Ormai superata l’epoca delle produzioni massicce di prodotti indifferenziati, non soltanto nel settore industriale ma anche in quello agroalimentare la domanda massiccia e uniforme, largamente indotta dall’offerta, tende a trovare sempre meno spazio. Cresce invece il numero dei consumatori disposti a sacrificare altri consumi alla spesa per alimenti di qualità specifiche, anche se questi costano di più dei prodotti agro-industriali. Ciò apre nuove prospettive a prodotti molto caratterizzati, e quindi a un artigianato agro-alimentare per lo più biologico. Pur se anche in questo settore non mancano affatto grandi aziende. Si pensi ad esempio alla Cooperativa Girolomoni, di Isola del Piano (Pesaro-Urbino), con i suoi 8,5 milioni di euro di fatturato nel 2013.
Frattanto la politica deve semplicemente garantire le condizioni perché la concorrenza fra i due settori non diventi sleale. Abbia luogo cioè sul piano del confronto tra qualità e prezzi, e non su quello di vantaggi o svantaggi creati artificialmente con strumenti giuridici e/o amministrativi.
Resta a questo punto da considerare la questione dal fondamentale punto di vista dell’economia politica, che in questo caso si configura nella drammatica domanda: “Grazie a chi e a che cosa potremo sconfiggere la fame nel mondo?”. Espressa in questi termini, che sottendono una preoccupazione puramente quantitativa, la questione è già perciò stesso mal posta.
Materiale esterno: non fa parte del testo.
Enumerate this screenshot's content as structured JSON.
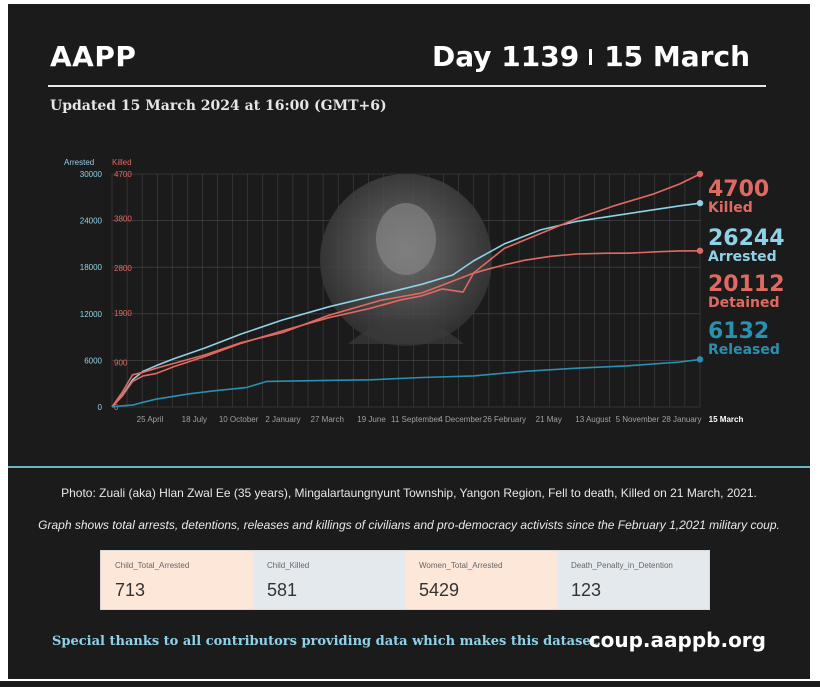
{
  "header": {
    "brand": "AAPP",
    "day": "Day 1139",
    "date": "15 March",
    "updated": "Updated 15 March 2024 at 16:00 (GMT+6)"
  },
  "colors": {
    "background": "#1c1b1c",
    "arrested": "#8fd1e6",
    "killed": "#e06a62",
    "detained": "#e06a62",
    "released": "#2b8fb0",
    "grid": "#4a4a4a"
  },
  "chart_data": {
    "type": "line",
    "title": "",
    "xlabel": "",
    "ylabel": "",
    "axis_left": {
      "label": "Arrested",
      "ticks": [
        0,
        6000,
        12000,
        18000,
        24000,
        30000
      ],
      "ylim": [
        0,
        30000
      ]
    },
    "axis_right": {
      "label": "Killed",
      "ticks": [
        0,
        900,
        1900,
        2800,
        3800,
        4700
      ],
      "ylim": [
        0,
        4700
      ]
    },
    "x_ticks": [
      "25 April",
      "18 July",
      "10 October",
      "2 January",
      "27 March",
      "19 June",
      "11 September",
      "4 December",
      "26 February",
      "21 May",
      "13 August",
      "5 November",
      "28 January",
      "15 March"
    ],
    "x_range": [
      0,
      1139
    ],
    "grid": true,
    "series": [
      {
        "name": "Arrested",
        "axis": "left",
        "x": [
          0,
          20,
          40,
          60,
          85,
          120,
          180,
          250,
          330,
          420,
          520,
          600,
          660,
          700,
          760,
          830,
          900,
          970,
          1050,
          1100,
          1139
        ],
        "values": [
          0,
          1500,
          3500,
          4600,
          5300,
          6200,
          7600,
          9400,
          11200,
          12900,
          14500,
          15800,
          17000,
          18800,
          21000,
          22800,
          23900,
          24600,
          25400,
          25900,
          26244
        ]
      },
      {
        "name": "Killed",
        "axis": "right",
        "x": [
          0,
          20,
          40,
          60,
          85,
          120,
          180,
          250,
          330,
          420,
          520,
          600,
          650,
          700,
          760,
          830,
          900,
          970,
          1050,
          1100,
          1139
        ],
        "values": [
          0,
          300,
          650,
          700,
          780,
          880,
          1050,
          1300,
          1500,
          1850,
          2150,
          2300,
          2500,
          2700,
          3200,
          3500,
          3800,
          4050,
          4300,
          4500,
          4700
        ]
      },
      {
        "name": "Detained",
        "axis": "left",
        "x": [
          0,
          20,
          40,
          60,
          85,
          120,
          180,
          250,
          330,
          420,
          500,
          560,
          600,
          640,
          680,
          700,
          720,
          760,
          800,
          850,
          900,
          960,
          1000,
          1060,
          1100,
          1139
        ],
        "values": [
          0,
          1400,
          3300,
          4000,
          4300,
          5200,
          6500,
          8200,
          9800,
          11500,
          12700,
          13800,
          14300,
          15200,
          14800,
          17200,
          17600,
          18300,
          18900,
          19400,
          19700,
          19800,
          19800,
          20000,
          20100,
          20112
        ]
      },
      {
        "name": "Released",
        "axis": "left",
        "x": [
          0,
          20,
          40,
          60,
          85,
          150,
          200,
          260,
          300,
          400,
          500,
          600,
          700,
          800,
          900,
          1000,
          1100,
          1139
        ],
        "values": [
          0,
          150,
          250,
          600,
          1000,
          1700,
          2100,
          2500,
          3300,
          3400,
          3500,
          3800,
          4000,
          4600,
          5000,
          5300,
          5800,
          6132
        ]
      }
    ],
    "end_labels": [
      {
        "value": "4700",
        "label": "Killed"
      },
      {
        "value": "26244",
        "label": "Arrested"
      },
      {
        "value": "20112",
        "label": "Detained"
      },
      {
        "value": "6132",
        "label": "Released"
      }
    ]
  },
  "captions": {
    "photo": "Photo: Zuali (aka) Hlan Zwal Ee (35 years), Mingalartaungnyunt Township, Yangon Region, Fell to death, Killed on 21 March, 2021.",
    "graph": "Graph shows total arrests, detentions, releases and killings of civilians and pro-democracy activists since the February 1,2021 military coup."
  },
  "stats": [
    {
      "label": "Child_Total_Arrested",
      "value": "713",
      "color": "#fde7d9"
    },
    {
      "label": "Child_Killed",
      "value": "581",
      "color": "#e4e9ee"
    },
    {
      "label": "Women_Total_Arrested",
      "value": "5429",
      "color": "#fde7d9"
    },
    {
      "label": "Death_Penalty_in_Detention",
      "value": "123",
      "color": "#e4e9ee"
    }
  ],
  "footer": {
    "thanks": "Special thanks to all contributors providing data which makes this dataset.",
    "site": "coup.aappb.org"
  }
}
Oggi il problema dell’alimentazione non è di ordine produttivo bensì in primo luogo di ordine distributivo, culturale e di riequilibrio del potere di acquisto. Solo in un settore di ammodernamento tutto sommato recente come quello agricolo prevale ancora negli esperti la convinzione che appunto i problemi economici siano soltanto tecnici o quasi. In realtà le dinamiche sociali, i modelli culturali, la trasmissione dei saperi, i flussi delle innovazioni e il loro controllo oggi contano non meno dei processi produttivi. Tutto questo, che ad esempio è chiarissimo per chi oggi produce automobili, troppo spesso sfugge del tutto a chi si occupa di agricoltura, e specialmente di agro-industria. A parità di valore nutritivo una cosa è consumare un cibo cui si accompagna la perdita della propria capacità economica e della propria autonomia socioculturale, e una cosa è nutrirsi di qualcosa che sazia non solo la fame ma anche la dignità umana da ogni punto di vista; e che consente di stare al mondo non soltanto nel mesto ruolo o di affamato o di consumatore assistito. Beninteso, non pretendo affatto che la produzione agro-industriale sia ipso facto cosa non buona e quella biologica invece sia ipso facto cosa buona. Voglio dire che il confronto tra i due settori non si può fare soltanto in termini di capacità di produzione massiva di materie prime agricole.
Viceversa dal reciproco rispetto possono venire vantaggi per tutti. L’esempio recente della “pace del Bitto” — siglata in Valtellina fra i produttori del formaggio Bitto storico, fatto cioè in modo tradizionale, e le aziende che lo producono in modo industriale — dimostra anzi che grazie al suo valore anche simbolico il prodotto biologico di specifica qualità, e quindi di maggior prezzo, può indirettamente fare da traino pure al prodotto agro-industriale di largo consumo.